Rather than chide DUMB for overreacting to the common, presumptively lawful, and constitutionally protected conduct of his daughter, Amy tries to terrify him even further with a single, non-representative anecdote. “I have news for you,” she warns. “A locked bedroom door is no match for this weaponry; as I write this, just five days ago a father in South Carolina tragically shot and killed his own 23-year-old daughter through a closed door — when he mistook her for an intruder.”
Of course, family members have also been known to tragically back over each other with their cars.
But those highly unusual and infrequent events do not suggest an intelligent and responsible 24-year-old woman cannot handle a firearm (or automobile) safely.
Ultimately, Amy encourages DUMB to enforce his “ultimatum,’ adding, “I also weep that there is yet another (likely unsafe) gun owner in this country.”
Again, DUMB’s letter provides absolutely no reason to suggest his daughter is an unsafe gun owner. Like DUMB himself, Amy apparently just assumes that a young woman – even an intelligent and responsible one – is incompetent to handle a firearm.

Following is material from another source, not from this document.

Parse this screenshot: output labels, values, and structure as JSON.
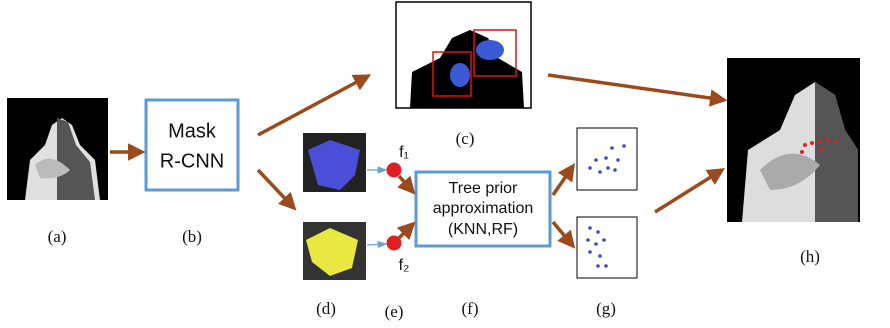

For an “expert” on relationships, Amy also seems unusually quick to suggest a father throw a beloved daughter out of his home for taking the responsible, adult step of seeing to her own protection. Worse, she advocates this potentially life-altering course of action based on poor research, false assumptions, and faulty reasoning.
Indeed, the advice Amy gives to DUMB is startlingly at odds with the advice she typically gives to family members who disagree with their relatives’ lifestyle and choices; more often she counsels empathy and tolerance, rather than condemnation and alienation.
The irony here is that bad advice delivered by an incompetent researcher with no appreciation of her own ignorance or bias is the only real danger in this situation.
But we’re told DUMB’s daughter is intelligent, hardworking, responsible … and well-armed.
Something tells us she’ll do just fine on her own.